Pendant longtemps, le régime libyen a fait régner la peur à partir d'un fastueux immeuble du centre de Tripoli qui servait aussi de résidence à l'un des fils de Mouammar Khadafi, Mouatassim.

En prenant possession du bâtiment, protégé par d'imposantes portes métalliques, les rebelles ont découvert deux combattants de Benghazi enfermés depuis deux mois.

L'un d'eux était abandonné dans une petite pièce dont l'entrée était cachée par un battant décoratif. L'autre avait été laissé dans une pièce informatique dont il a fallu fracasser la porte.

«Ce sont des frères. Ils ne savaient même pas qu'ils étaient à Tripoli et près l'un de l'autre. Ils ont été amenés là pour être interrogés avant d'être renvoyés vers la prison. Ils n'avaient pas mangé depuis trois jours», a expliqué hier un leader local du Conseil national de transition (CNT), Jamal Haziri, en faisant visiter les lieux.

Outre les luxueux quartiers privés de Mouatassim, où plusieurs photos le montrent aux côtés de son père, l'immeuble comporte un centre informatique de pointe ainsi qu'une salle de réunion qui rappelle celle du Conseil de sécurité national américain.

Dans un des bureaux de l'étage, des objets épars témoignent notamment des liens du régime avec Cuba, qui a fait envoyer gracieusement par son ambassadeur un disque de salsa. Un traité sur les «règles du pouvoir» et de la politique américaine gît par terre parmi des documents officiels.

Quelques hommes, dont Ragheb Mabrouk, un médecin, s'affairaient hier à remettre les lieux en état pour que le nouveau conseil municipal de Tripoli puisse s'y installer.

Le CNT à Tripoli

Du point de vue administratif, tout reste à faire pour les rebelles. Leur instance politique, le Conseil national de transition (CNT), a annoncé jeudi soir au cours d'une conférence de presse donnée dans un grand hôtel qu'il transportait ses opérations dans la capitale. Mais l'annonce demeure essentiellement symbolique pour l'heure.

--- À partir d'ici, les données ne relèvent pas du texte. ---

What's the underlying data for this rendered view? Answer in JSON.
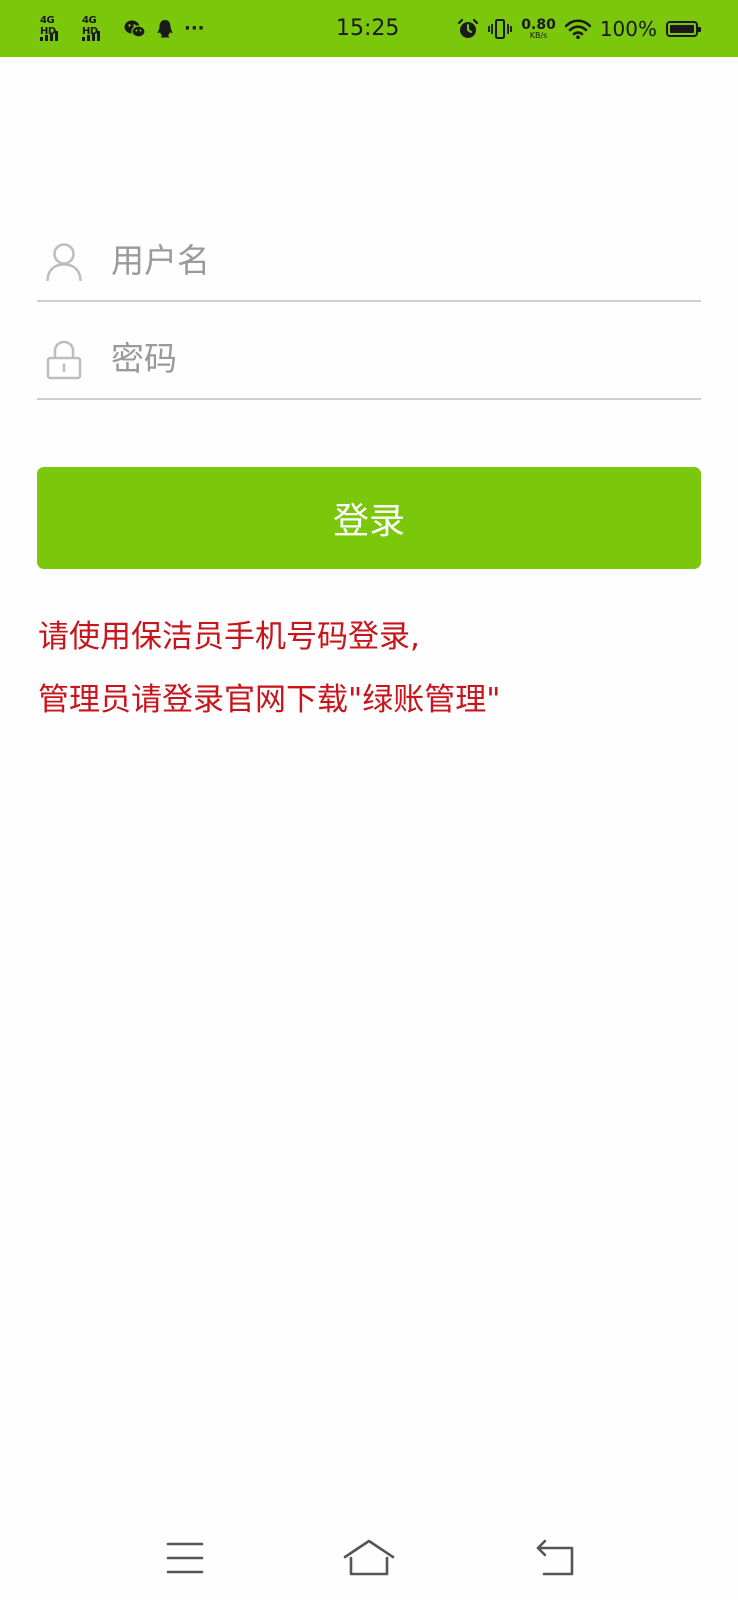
{
  "status_bar": {
    "signal_1_label": "4G HD",
    "signal_2_label": "4G HD",
    "more_label": "···",
    "time": "15:25",
    "net_speed_value": "0.80",
    "net_speed_unit": "KB/s",
    "battery_percent": "100%",
    "background_color": "#7ac70c"
  },
  "login_form": {
    "username_placeholder": "用户名",
    "password_placeholder": "密码",
    "username_icon": "user-icon",
    "password_icon": "lock-icon",
    "login_button_label": "登录",
    "button_color": "#7ac70c"
  },
  "notice": {
    "line1": "请使用保洁员手机号码登录,",
    "line2": "管理员请登录官网下载\"绿账管理\"",
    "color": "#c8151b"
  },
  "nav_bar": {
    "menu_icon": "menu-icon",
    "home_icon": "home-icon",
    "back_icon": "back-icon"
  }
}
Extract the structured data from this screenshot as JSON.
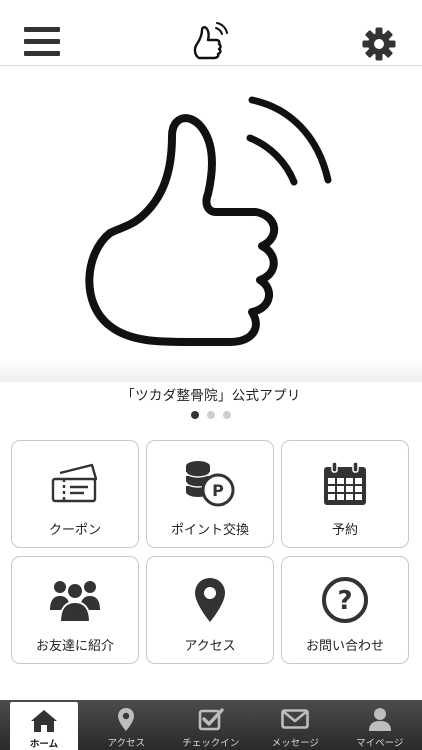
{
  "header": {
    "menu_icon": "hamburger-menu-icon",
    "logo_icon": "thumbs-up-logo-icon",
    "settings_icon": "gear-icon"
  },
  "banner": {
    "image_icon": "thumbs-up-wave-icon",
    "caption": "「ツカダ整骨院」公式アプリ",
    "slide_count": 3,
    "active_slide": 1
  },
  "menu": {
    "tiles": [
      {
        "label": "クーポン",
        "icon": "ticket-icon"
      },
      {
        "label": "ポイント交換",
        "icon": "coins-points-icon"
      },
      {
        "label": "予約",
        "icon": "calendar-icon"
      },
      {
        "label": "お友達に紹介",
        "icon": "group-people-icon"
      },
      {
        "label": "アクセス",
        "icon": "map-pin-icon"
      },
      {
        "label": "お問い合わせ",
        "icon": "question-circle-icon"
      }
    ]
  },
  "tabbar": {
    "tabs": [
      {
        "label": "ホーム",
        "icon": "home-icon",
        "active": true
      },
      {
        "label": "アクセス",
        "icon": "map-pin-icon",
        "active": false
      },
      {
        "label": "チェックイン",
        "icon": "checkbox-icon",
        "active": false
      },
      {
        "label": "メッセージ",
        "icon": "envelope-icon",
        "active": false
      },
      {
        "label": "マイページ",
        "icon": "user-icon",
        "active": false
      }
    ]
  },
  "colors": {
    "icon_dark": "#333333",
    "tabbar_top": "#4c4c4c",
    "tabbar_bottom": "#2a2a2a",
    "tile_border": "#c9c9c9",
    "dot_active": "#333333",
    "dot_inactive": "#cfcfcf"
  }
}
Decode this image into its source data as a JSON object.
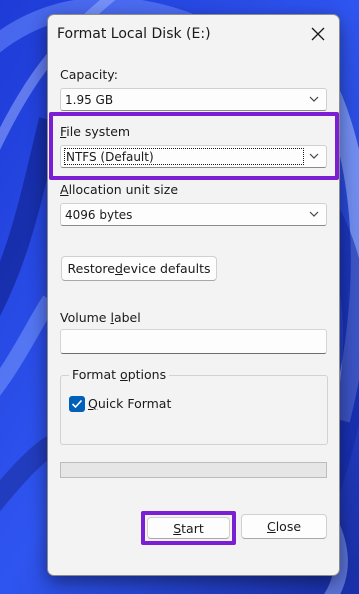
{
  "dialog": {
    "title": "Format Local Disk (E:)"
  },
  "capacity": {
    "label": "Capacity:",
    "value": "1.95 GB"
  },
  "file_system": {
    "label_mnemonic": "F",
    "label_rest": "ile system",
    "value": "NTFS (Default)"
  },
  "allocation": {
    "label_mnemonic": "A",
    "label_rest": "llocation unit size",
    "value": "4096 bytes"
  },
  "restore": {
    "label_pre": "Restore ",
    "label_mnemonic": "d",
    "label_post": "evice defaults"
  },
  "volume": {
    "label_pre": "Volume ",
    "label_mnemonic": "l",
    "label_post": "abel",
    "value": ""
  },
  "format_options": {
    "title_pre": "Format ",
    "title_mnemonic": "o",
    "title_post": "ptions",
    "quick_format_mnemonic": "Q",
    "quick_format_rest": "uick Format",
    "quick_format_checked": true
  },
  "progress": {
    "fraction": 0
  },
  "buttons": {
    "start_mnemonic": "S",
    "start_rest": "tart",
    "close_mnemonic": "C",
    "close_rest": "lose"
  },
  "colors": {
    "highlight": "#7b1fd4",
    "checkbox_accent": "#005fb8",
    "wallpaper_base": "#2a3fd0"
  },
  "icons": [
    "close-icon",
    "chevron-down-icon",
    "checkmark-icon"
  ]
}
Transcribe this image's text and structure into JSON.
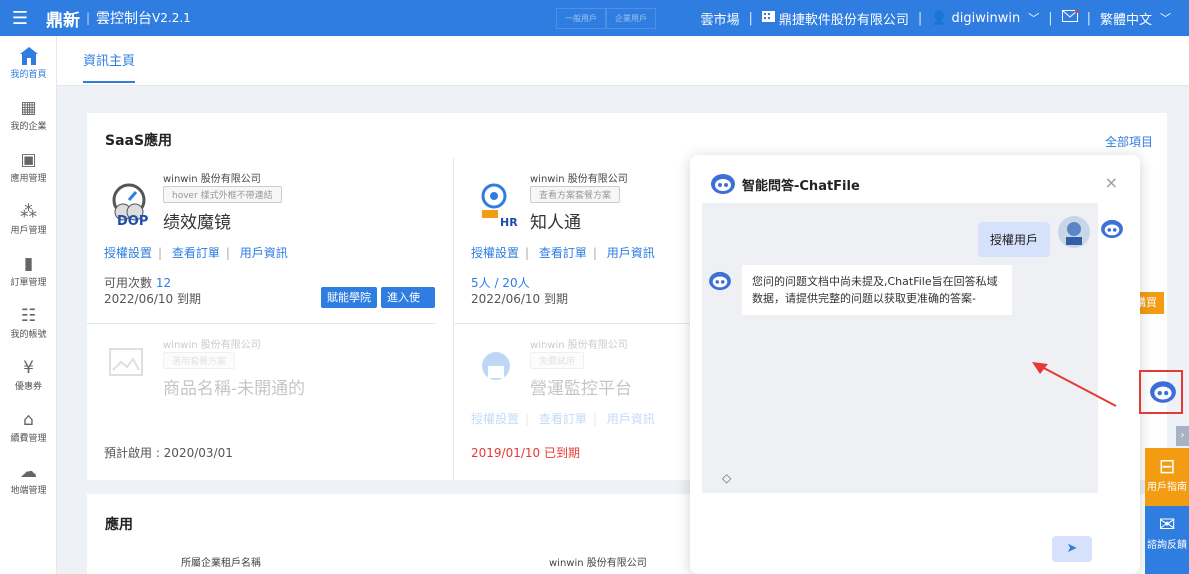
{
  "topbar": {
    "menu_icon": "menu-icon",
    "brand_logo": "鼎新",
    "brand_name": "雲控制台",
    "version": "V2.2.1",
    "center_tabs": [
      "一般用戶",
      "企業用戶"
    ],
    "marketplace": "雲市場",
    "company_icon": "building-icon",
    "company": "鼎捷軟件股份有限公司",
    "user_icon": "user-icon",
    "username": "digiwinwin",
    "mail_icon": "mail-icon",
    "language": "繁體中文"
  },
  "sidebar": {
    "items": [
      {
        "label": "我的首頁",
        "icon": "home-icon"
      },
      {
        "label": "我的企業",
        "icon": "building-icon"
      },
      {
        "label": "應用管理",
        "icon": "grid-icon"
      },
      {
        "label": "用戶管理",
        "icon": "users-icon"
      },
      {
        "label": "訂單管理",
        "icon": "order-icon"
      },
      {
        "label": "我的帳號",
        "icon": "sliders-icon"
      },
      {
        "label": "優惠券",
        "icon": "coupon-icon"
      },
      {
        "label": "續費管理",
        "icon": "renew-icon"
      },
      {
        "label": "地端管理",
        "icon": "cloud-icon"
      }
    ]
  },
  "tabs": {
    "active": "資訊主頁"
  },
  "saas": {
    "title": "SaaS應用",
    "all_link": "全部項目",
    "cards": [
      {
        "company": "winwin 股份有限公司",
        "tag": "hover 樣式外框不帶連結",
        "name": "绩效魔镜",
        "icon_label": "DOP",
        "links": [
          "授權設置",
          "查看訂單",
          "用戶資訊"
        ],
        "line1_prefix": "可用次數",
        "line1_value": "12",
        "line2": "2022/06/10 到期",
        "buttons": [
          "賦能學院",
          "進入使用"
        ]
      },
      {
        "company": "winwin 股份有限公司",
        "tag": "查看方案套餐方案",
        "name": "知人通",
        "icon_label": "HR",
        "links": [
          "授權設置",
          "查看訂單",
          "用戶資訊"
        ],
        "line1_value": "5人 / 20人",
        "line2": "2022/06/10 到期"
      },
      {
        "company": "winwin 股份有限公司",
        "tag": "選用套餐方案",
        "name": "商品名稱-未開通的",
        "line2": "預計啟用 : 2020/03/01"
      },
      {
        "company": "winwin 股份有限公司",
        "tag": "免費試用",
        "name": "營運監控平台",
        "links": [
          "授權設置",
          "查看訂單",
          "用戶資訊"
        ],
        "line2": "2019/01/10 已到期"
      }
    ],
    "buy_label": "購買"
  },
  "apps": {
    "title": "應用",
    "card1_company": "所屬企業租戶名稱",
    "card2_company": "winwin 股份有限公司"
  },
  "chat": {
    "title": "智能問答-ChatFile",
    "user_message": "授權用戶",
    "bot_message": "您问的问题文档中尚未提及,ChatFile旨在回答私域数据，请提供完整的问题以获取更准确的答案-"
  },
  "float": {
    "guide_label": "用戶指南",
    "feedback_label": "諮詢反饋"
  },
  "colors": {
    "primary": "#2f7de0",
    "orange": "#f39c12",
    "red": "#e53935"
  }
}
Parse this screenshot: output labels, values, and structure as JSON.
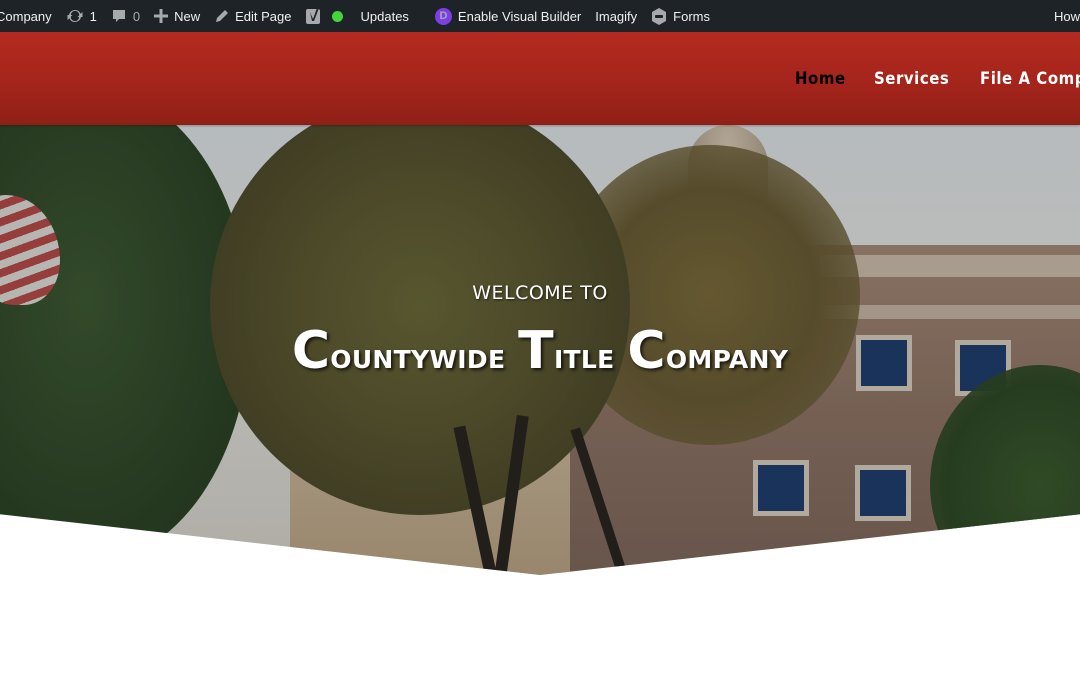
{
  "adminbar": {
    "site_name": "Company",
    "updates_count": "1",
    "comments_count": "0",
    "new_label": "New",
    "edit_page_label": "Edit Page",
    "updates_label": "Updates",
    "divi_letter": "D",
    "visual_builder_label": "Enable Visual Builder",
    "imagify_label": "Imagify",
    "forms_label": "Forms",
    "howdy_label": "How"
  },
  "nav": {
    "items": [
      {
        "label": "Home",
        "active": true
      },
      {
        "label": "Services",
        "active": false
      },
      {
        "label": "File A Complai",
        "active": false
      }
    ]
  },
  "hero": {
    "welcome": "WELCOME TO",
    "title_words": [
      {
        "cap": "C",
        "rest": "ountywide"
      },
      {
        "cap": "T",
        "rest": "itle"
      },
      {
        "cap": "C",
        "rest": "ompany"
      }
    ]
  },
  "colors": {
    "adminbar_bg": "#1d2327",
    "header_red": "#a3241b",
    "nav_active": "#000000",
    "nav_text": "#ffffff",
    "status_green": "#46d43c",
    "divi_purple": "#7b3fe4"
  }
}
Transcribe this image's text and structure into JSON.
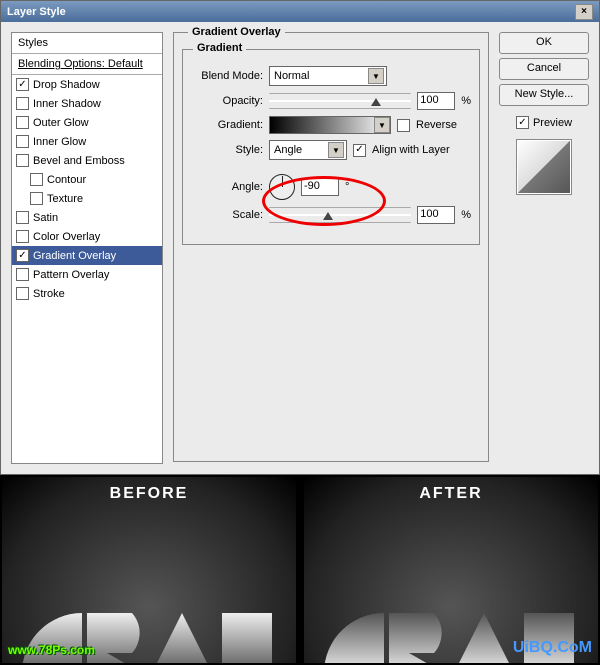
{
  "dialog": {
    "title": "Layer Style",
    "close": "×",
    "styles_panel": {
      "header": "Styles",
      "subheader": "Blending Options: Default",
      "items": [
        {
          "label": "Drop Shadow",
          "checked": true,
          "selected": false,
          "indent": false
        },
        {
          "label": "Inner Shadow",
          "checked": false,
          "selected": false,
          "indent": false
        },
        {
          "label": "Outer Glow",
          "checked": false,
          "selected": false,
          "indent": false
        },
        {
          "label": "Inner Glow",
          "checked": false,
          "selected": false,
          "indent": false
        },
        {
          "label": "Bevel and Emboss",
          "checked": false,
          "selected": false,
          "indent": false
        },
        {
          "label": "Contour",
          "checked": false,
          "selected": false,
          "indent": true
        },
        {
          "label": "Texture",
          "checked": false,
          "selected": false,
          "indent": true
        },
        {
          "label": "Satin",
          "checked": false,
          "selected": false,
          "indent": false
        },
        {
          "label": "Color Overlay",
          "checked": false,
          "selected": false,
          "indent": false
        },
        {
          "label": "Gradient Overlay",
          "checked": true,
          "selected": true,
          "indent": false
        },
        {
          "label": "Pattern Overlay",
          "checked": false,
          "selected": false,
          "indent": false
        },
        {
          "label": "Stroke",
          "checked": false,
          "selected": false,
          "indent": false
        }
      ]
    },
    "gradient_overlay": {
      "section": "Gradient Overlay",
      "legend": "Gradient",
      "blend_mode_label": "Blend Mode:",
      "blend_mode_value": "Normal",
      "opacity_label": "Opacity:",
      "opacity_value": "100",
      "opacity_unit": "%",
      "gradient_label": "Gradient:",
      "reverse_label": "Reverse",
      "reverse_checked": false,
      "style_label": "Style:",
      "style_value": "Angle",
      "align_label": "Align with Layer",
      "align_checked": true,
      "angle_label": "Angle:",
      "angle_value": "-90",
      "angle_unit": "°",
      "scale_label": "Scale:",
      "scale_value": "100",
      "scale_unit": "%"
    },
    "buttons": {
      "ok": "OK",
      "cancel": "Cancel",
      "new_style": "New Style...",
      "preview_label": "Preview",
      "preview_checked": true
    }
  },
  "comparison": {
    "before": "BEFORE",
    "after": "AFTER",
    "watermark_left": "www.78Ps.com",
    "watermark_right": "UiBQ.CoM"
  }
}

Les bureaux du premier ministre et des principaux ministères, qui ont été abandonnés par leurs occupants lors de l'avancée des rebelles, demeurent vides. Ils étaient surveillés hier par un groupe de rebelles venus de Misrata.

Les nouveaux responsables de la ville auront fort à faire pour y ramener l'ordre. Des rebelles et des citoyens ordinaires armés jusqu'aux dents continuent de monter la garde devant une multitude de barricades improvisées un peu partout.

Les immondices s'accumulent et l'eau manque depuis cinq jours, si bien que les résidants doivent faire la queue devant les fontaines de l'ancien réseau d'eau pour remplir leurs bidons. La nourriture se fait rare, car la plupart des commerces sont fermés.

Enfin, faute d'électricité, la ville était plongée hier dans l'obscurité la plus complète. Seuls les grands hôtels alimentés par des génératrices et quelques bateaux ancrés au port, sur la mer Méditerranée, étaient éclairés.